2 pieces of cinnamon stick
10 cardamom seeds
2 tablespoons vegetable oil
2 tablespoons of Massaman curry paste (I used 1½ tablespoons as I didn’t want the resulting curry to be too spicy for Alberto.)
800g of beef flank or rump steak, cut into bite-sized cubes (As I was only cooking for 2 I halved this to 400g. I also used braising steak and added about 15 minutes to the cooking time.)
410ml of coconut milk
250ml of beef stock
½ a red pepper, deseeded and diced
2—3 potatoes, cut into 1 inch pieces
2cm piece of ginger, shredded
3 tablespoons of fish sauce
3 tablespoons of palm sugar
110 g roasted salted peanuts, without skin
3 tablespoons of tamarind purée (Sainsbury’s only had tamarind paste – I’m not sure if this is exactly the same thing, but it was my only option at short notice.)

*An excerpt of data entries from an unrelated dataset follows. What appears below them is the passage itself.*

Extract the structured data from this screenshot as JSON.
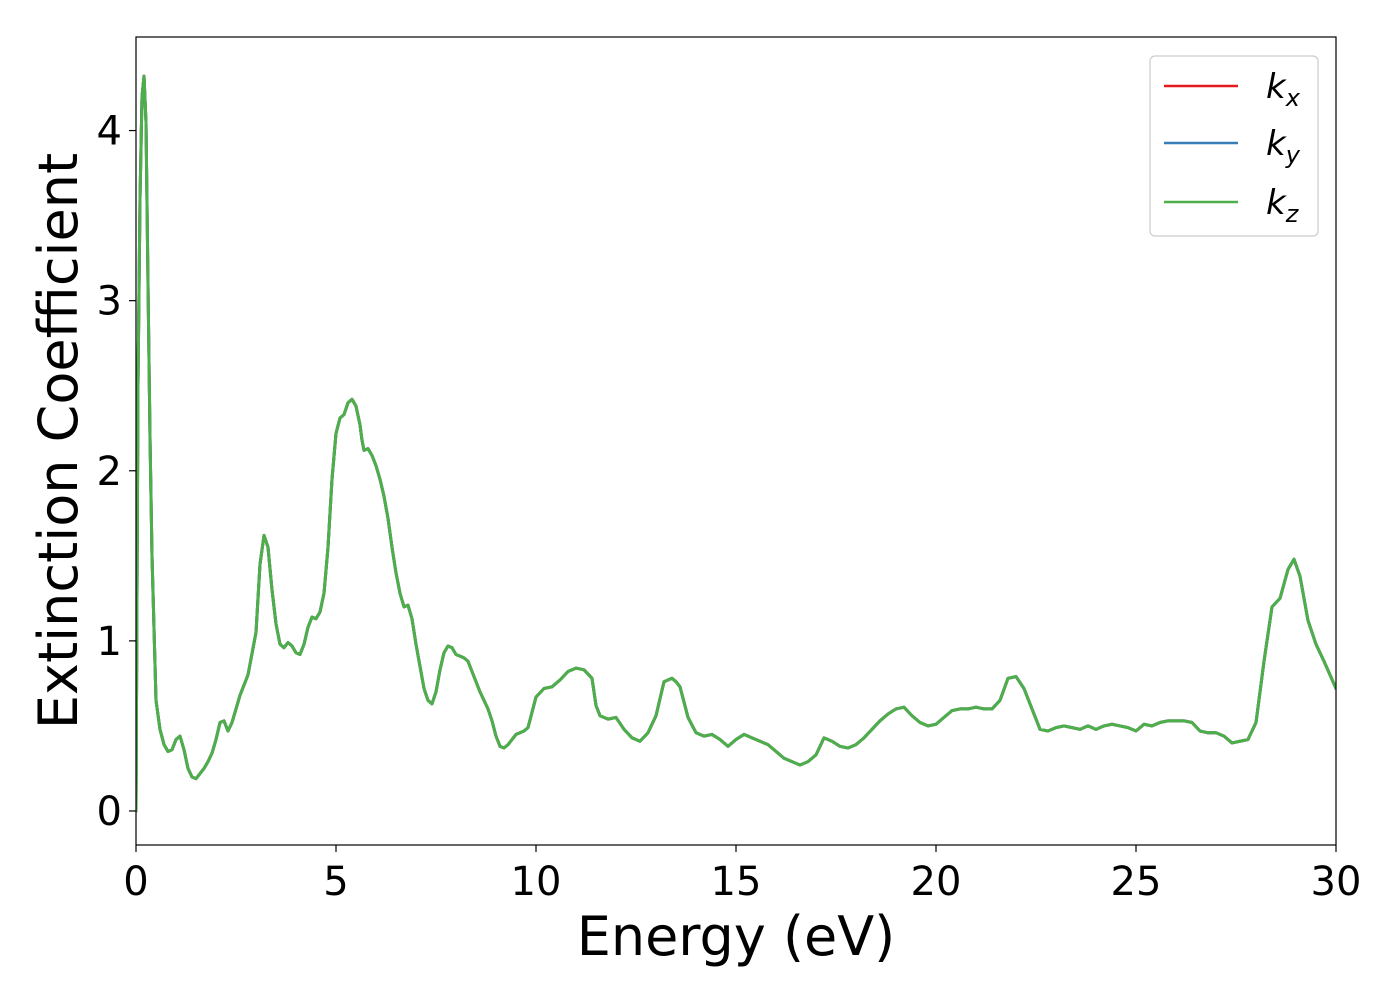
{
  "chart_data": {
    "type": "line",
    "title": "",
    "xlabel": "Energy (eV)",
    "ylabel": "Extinction Coefficient",
    "xlim": [
      0,
      30
    ],
    "ylim": [
      -0.2,
      4.55
    ],
    "xticks": [
      0,
      5,
      10,
      15,
      20,
      25,
      30
    ],
    "xtick_labels": [
      "0",
      "5",
      "10",
      "15",
      "20",
      "25",
      "30"
    ],
    "yticks": [
      0,
      1,
      2,
      3,
      4
    ],
    "ytick_labels": [
      "0",
      "1",
      "2",
      "3",
      "4"
    ],
    "grid": false,
    "legend_position": "top-right",
    "series": [
      {
        "name": "k_x",
        "legend_main": "k",
        "legend_sub": "x",
        "color": "#e41a1c",
        "x": [
          0,
          0.05,
          0.1,
          0.15,
          0.2,
          0.25,
          0.3,
          0.35,
          0.4,
          0.5,
          0.6,
          0.7,
          0.8,
          0.9,
          1.0,
          1.1,
          1.2,
          1.3,
          1.4,
          1.5,
          1.6,
          1.7,
          1.8,
          1.9,
          2.0,
          2.1,
          2.2,
          2.3,
          2.4,
          2.5,
          2.6,
          2.8,
          3.0,
          3.1,
          3.2,
          3.3,
          3.4,
          3.5,
          3.6,
          3.7,
          3.8,
          3.9,
          4.0,
          4.1,
          4.2,
          4.3,
          4.4,
          4.5,
          4.6,
          4.7,
          4.8,
          4.9,
          5.0,
          5.1,
          5.2,
          5.3,
          5.4,
          5.5,
          5.6,
          5.65,
          5.7,
          5.8,
          5.9,
          6.0,
          6.1,
          6.2,
          6.3,
          6.4,
          6.5,
          6.6,
          6.7,
          6.8,
          6.9,
          7.0,
          7.1,
          7.2,
          7.3,
          7.4,
          7.5,
          7.6,
          7.7,
          7.8,
          7.9,
          8.0,
          8.1,
          8.2,
          8.3,
          8.4,
          8.5,
          8.6,
          8.7,
          8.8,
          8.9,
          9.0,
          9.1,
          9.2,
          9.3,
          9.4,
          9.5,
          9.6,
          9.7,
          9.8,
          9.9,
          10.0,
          10.2,
          10.4,
          10.6,
          10.8,
          11.0,
          11.2,
          11.4,
          11.5,
          11.6,
          11.8,
          12.0,
          12.2,
          12.4,
          12.6,
          12.8,
          13.0,
          13.2,
          13.4,
          13.5,
          13.6,
          13.8,
          14.0,
          14.2,
          14.4,
          14.6,
          14.8,
          15.0,
          15.2,
          15.4,
          15.6,
          15.8,
          16.0,
          16.2,
          16.4,
          16.6,
          16.8,
          17.0,
          17.2,
          17.4,
          17.6,
          17.8,
          18.0,
          18.2,
          18.4,
          18.6,
          18.8,
          19.0,
          19.2,
          19.4,
          19.6,
          19.8,
          20.0,
          20.2,
          20.4,
          20.6,
          20.8,
          21.0,
          21.2,
          21.4,
          21.6,
          21.8,
          22.0,
          22.2,
          22.4,
          22.6,
          22.8,
          23.0,
          23.2,
          23.4,
          23.6,
          23.8,
          24.0,
          24.2,
          24.4,
          24.6,
          24.8,
          25.0,
          25.2,
          25.4,
          25.6,
          25.8,
          26.0,
          26.2,
          26.4,
          26.6,
          26.8,
          27.0,
          27.2,
          27.4,
          27.6,
          27.8,
          28.0,
          28.2,
          28.4,
          28.6,
          28.8,
          28.95,
          29.1,
          29.3,
          29.5,
          29.7,
          29.85,
          30.0
        ],
        "y": [
          0.0,
          2.5,
          3.6,
          4.2,
          4.32,
          4.05,
          3.1,
          2.2,
          1.5,
          0.65,
          0.48,
          0.39,
          0.35,
          0.36,
          0.42,
          0.44,
          0.36,
          0.25,
          0.2,
          0.19,
          0.22,
          0.25,
          0.29,
          0.34,
          0.42,
          0.52,
          0.53,
          0.47,
          0.52,
          0.6,
          0.68,
          0.8,
          1.05,
          1.45,
          1.62,
          1.55,
          1.3,
          1.1,
          0.98,
          0.96,
          0.99,
          0.97,
          0.93,
          0.92,
          0.98,
          1.08,
          1.14,
          1.13,
          1.17,
          1.28,
          1.55,
          1.95,
          2.22,
          2.31,
          2.33,
          2.4,
          2.42,
          2.38,
          2.27,
          2.18,
          2.12,
          2.13,
          2.09,
          2.03,
          1.95,
          1.85,
          1.72,
          1.55,
          1.4,
          1.28,
          1.2,
          1.21,
          1.13,
          0.98,
          0.85,
          0.72,
          0.65,
          0.63,
          0.7,
          0.83,
          0.93,
          0.97,
          0.96,
          0.92,
          0.91,
          0.9,
          0.88,
          0.82,
          0.76,
          0.7,
          0.65,
          0.6,
          0.53,
          0.44,
          0.38,
          0.37,
          0.39,
          0.42,
          0.45,
          0.46,
          0.47,
          0.49,
          0.58,
          0.67,
          0.72,
          0.73,
          0.77,
          0.82,
          0.84,
          0.83,
          0.78,
          0.62,
          0.56,
          0.54,
          0.55,
          0.48,
          0.43,
          0.41,
          0.46,
          0.56,
          0.76,
          0.78,
          0.76,
          0.73,
          0.55,
          0.46,
          0.44,
          0.45,
          0.42,
          0.38,
          0.42,
          0.45,
          0.43,
          0.41,
          0.39,
          0.35,
          0.31,
          0.29,
          0.27,
          0.29,
          0.33,
          0.43,
          0.41,
          0.38,
          0.37,
          0.39,
          0.43,
          0.48,
          0.53,
          0.57,
          0.6,
          0.61,
          0.56,
          0.52,
          0.5,
          0.51,
          0.55,
          0.59,
          0.6,
          0.6,
          0.61,
          0.6,
          0.6,
          0.65,
          0.78,
          0.79,
          0.72,
          0.6,
          0.48,
          0.47,
          0.49,
          0.5,
          0.49,
          0.48,
          0.5,
          0.48,
          0.5,
          0.51,
          0.5,
          0.49,
          0.47,
          0.51,
          0.5,
          0.52,
          0.53,
          0.53,
          0.53,
          0.52,
          0.47,
          0.46,
          0.46,
          0.44,
          0.4,
          0.41,
          0.42,
          0.52,
          0.88,
          1.2,
          1.25,
          1.42,
          1.48,
          1.38,
          1.12,
          0.98,
          0.88,
          0.8,
          0.72
        ]
      },
      {
        "name": "k_y",
        "legend_main": "k",
        "legend_sub": "y",
        "color": "#377eb8",
        "same_as": "k_x"
      },
      {
        "name": "k_z",
        "legend_main": "k",
        "legend_sub": "z",
        "color": "#4daf4a",
        "same_as": "k_x"
      }
    ]
  }
}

Dry-fry the cinnamon stick, cardamom seeds and cloves in a wok over a low heat.
Stir all the ingredients around for 2 to 3 minutes or until fragrant. Remove from the pan.
Heat the oil in the same wok and stir-fry the Massaman paste over a medium heat for 2 minutes.
Add the beef to the pan and stir for 3-5 minutes, stirring to ensure that it is well coated in the curry paste.
Add the coconut milk, beef stock, potatoes, red pepper, ginger, fish sauce, palm sugar, three-quarters of the roasted peanuts, tamarind purée and the dry-fried spices. Stir well to combine.
Reduce the heat to low and gently simmer for 50 to 60 minutes until the meat is tender and the potatoes are just cooked. (I simmered for a bit longer as I was using a less tender cut of meat)
Taste, then adjust the seasoning if necessary.
Spoon into a serving bowl and garnish with the rest of the roasted peanuts.
Serve with plain rice.
Despite the darker colour I’m pleased with the way that this turned out – it was tasty, full of interesting, but not overpowering flavours and the meat was lovely and tender. The peanuts add a nicely contrasting texture to the creamy sauce. All good. Just don’t bite into a clove!!